We have no idea what to do with the weak force, and as for gravity we don't even have a good quantum theory of it,

Which again would speak against the 'star collection' idea. Stars are fusion based. We aready know of at least one way to make energy that puts the efficiency of fusion to shame (matter-antimatter reactions). In general I find the idea in the article to be rather naively short-sighted (or more plainly: dumb)
granville583762
5 / 5 (2) Jun 24, 2018
Sufficient energy and propulsion in Sir Isaac Newton's laws of motion

And concerning harvesting energy of blackholes and or using them as star tractor beams it is all irrelevant as there is sufficient energy and propulsion in Sir Isaac Newton's laws of motion
His law of action and reaction allows a force to equal gravity allowing holding your transporter to be held any distance from ground where the same force is also propulsive allowing your transporter to rise from the ground at any velocity enabling the transporter to rise at 1mph to 170miles and maintain that distance while not in orbit.
granville583762
5 / 5 (2) Jun 24, 2018
Disconnecting from rocket propulsion

There is this constant scientific philosophy that cannot disconnect from rocket propulsion and not just that, have turned rocket propulsion into a mathematical entity that has to be proved mathematically and consequently has become the equivalent of Fermi Enrico - Fermi's paradox which has become set in tablets of stone to such an extent that we are now the only living creature in the vacuum of space

And by are refusals to let go of outdated rocket propulsion we are locked up on our planet unable to travel the galaxy to meet all the billions of civilisations that occupy our galaxy

And therefore proving Fermi's paradox that there are no other civilisations because we are unable to go out and meet them!
granville583762
5 / 5 (2) Jun 24, 2018
The tiny capsule has reached 170miles it is virtually out of rocket propellant
We cannot even begin to think of moving stars out their orbit if all we have is outdated rocket propulsion that once the tiny capsule has reached 170miles it is virtually out of rocket propellant
To hear this and not consider the disconnect between moving a star and that tiny capsule that landed on the moon that left the Moon in an even tinier capsule that had even less rocket propellant than virtually out of rocket propellant all together
It is mind boggling in its propensity
Da Schneib
not rated yet Jun 24, 2018
Oh, I didn't say using black holes was a bad idea. Just that it isn't evidence against carting stars around.
granville583762
5 / 5 (2) Jun 24, 2018
Stars in your Trolley
I like the idea of carting stars around, it sounds like coming out of Walmart with a selection of stars in your trolley
rrwillsj
1 / 5 (1) Jun 24, 2018
The concept of immortality is utterly useless. Achieve 'Perfection' and all you will have achieved is turning your society into a fossilized coprolite.
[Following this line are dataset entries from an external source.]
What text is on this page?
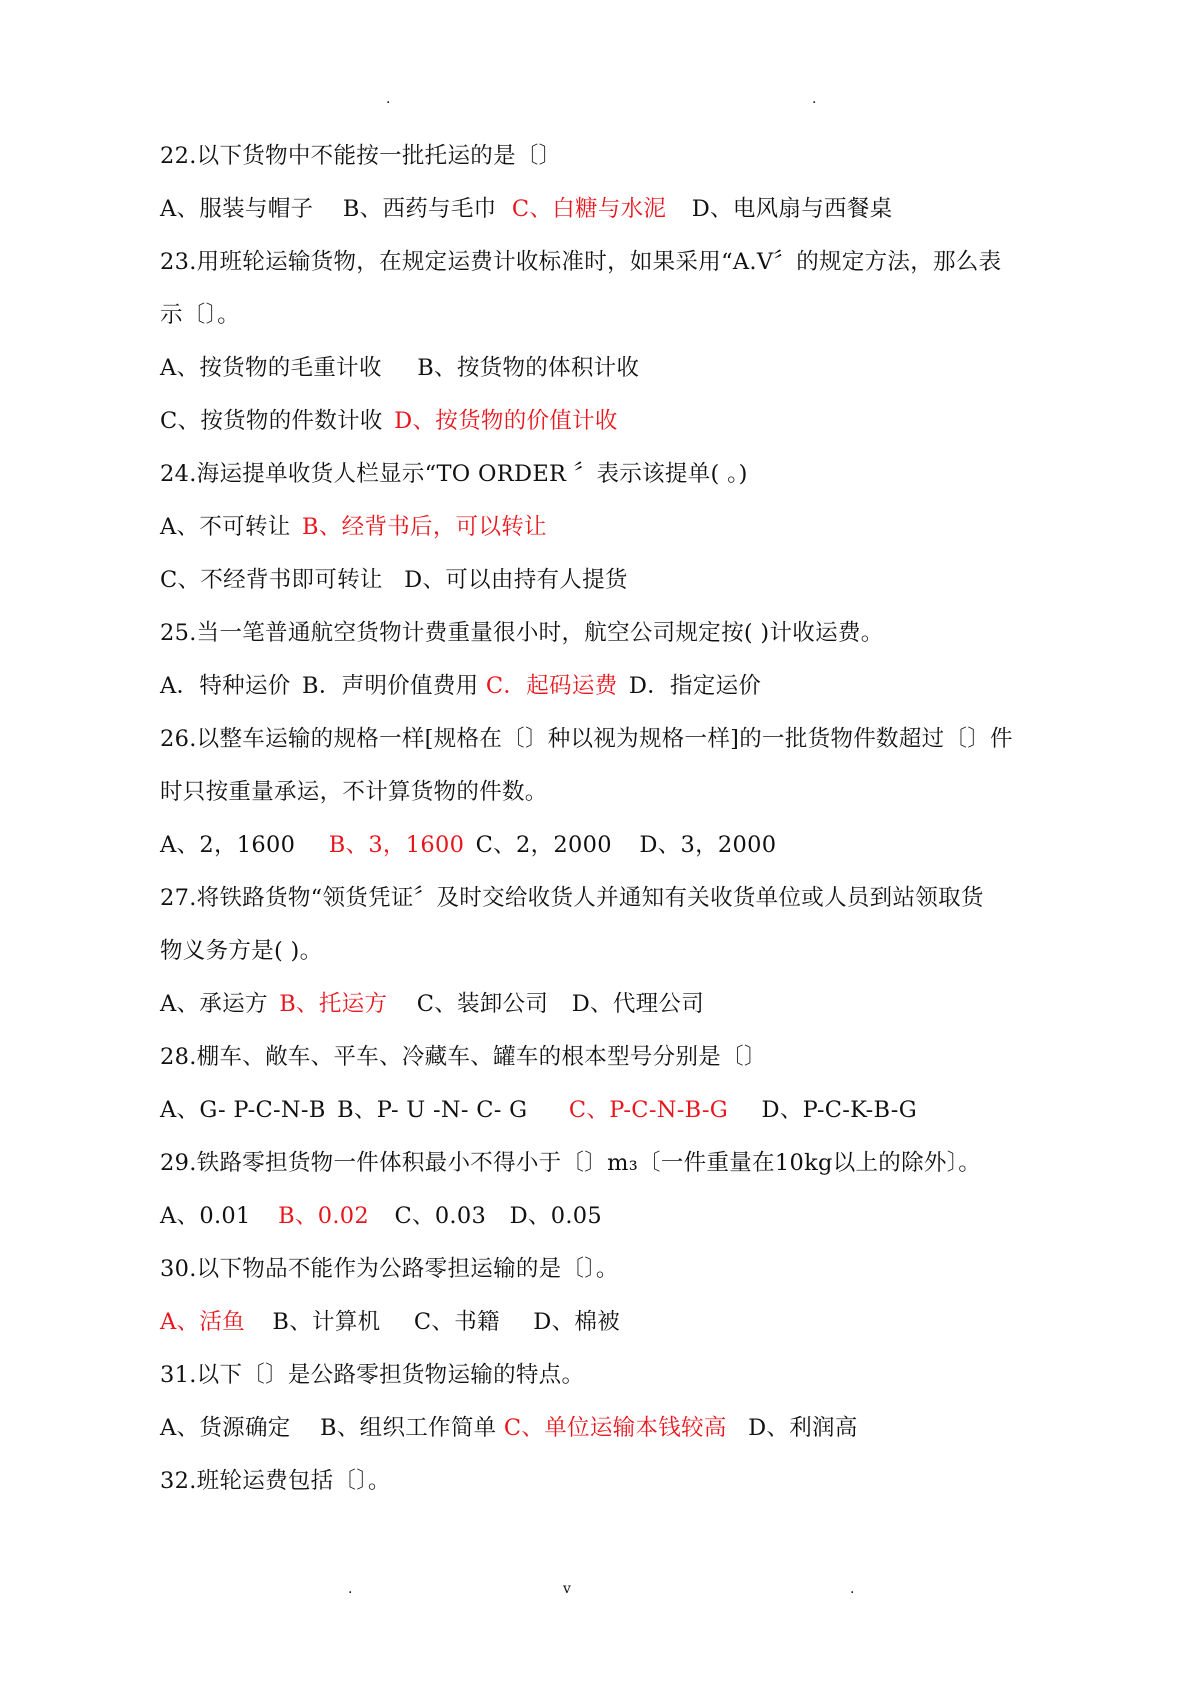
.	.
22.以下货物中不能按一批托运的是〔〕
A、服装与帽子 B、西药与毛巾 C、白糖与水泥 D、电风扇与西餐桌
23.用班轮运输货物，在规定运费计收标准时，如果采用“A.V〞的规定方法，那么表
示〔〕。
A、按货物的毛重计收 B、按货物的体积计收
C、按货物的件数计收 D、按货物的价值计收
24.海运提单收货人栏显示“TO ORDER 〞表示该提单( 。)
A、不可转让 B、经背书后，可以转让
C、不经背书即可转让 D、可以由持有人提货
25.当一笔普通航空货物计费重量很小时，航空公司规定按( )计收运费。
A．特种运价 B．声明价值费用 C．起码运费 D．指定运价
26.以整车运输的规格一样[规格在〔〕种以视为规格一样]的一批货物件数超过〔〕件
时只按重量承运，不计算货物的件数。
A、2，1600 B、3，1600 C、2，2000 D、3，2000
27.将铁路货物“领货凭证〞及时交给收货人并通知有关收货单位或人员到站领取货
物义务方是( )。
A、承运方 B、托运方 C、装卸公司 D、代理公司
28.棚车、敞车、平车、冷藏车、罐车的根本型号分别是〔〕
A、G- P-C-N-B B、P- U -N- C- G C、P-C-N-B-G D、P-C-K-B-G
29.铁路零担货物一件体积最小不得小于〔〕m₃〔一件重量在10kg以上的除外〕。
A、0.01 B、0.02 C、0.03 D、0.05
30.以下物品不能作为公路零担运输的是〔〕。
A、活鱼 B、计算机 C、书籍 D、棉被
31.以下〔〕是公路零担货物运输的特点。
A、货源确定 B、组织工作简单 C、单位运输本钱较高 D、利润高
32.班轮运费包括〔〕。
.	v	.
The Time Traveler's Dilemma. Once you've 'corrected' the past errors? Now you have to prevent other time travelers from interfering with your interference. By making time travel impossible.

Once a Society achieves 'Perfection'? Nothing new can be permitted to upset your idealization of what a perfect society absolutely must be. Do you honestly consider life as an eternal sea sponge worthy as your ultimate goal?

Evidently drunken practical joker deities and their Stupid Design Universe, are not enough of an bad example? To avoid the self-satisfied state of stasis inherent to immortality and omnipotence.

Once you've halted the stochastic chaos of evolution? What would be left? New to dream of? Besides extinction.

Invest your life in descendants. Allow them to set their own course into the future.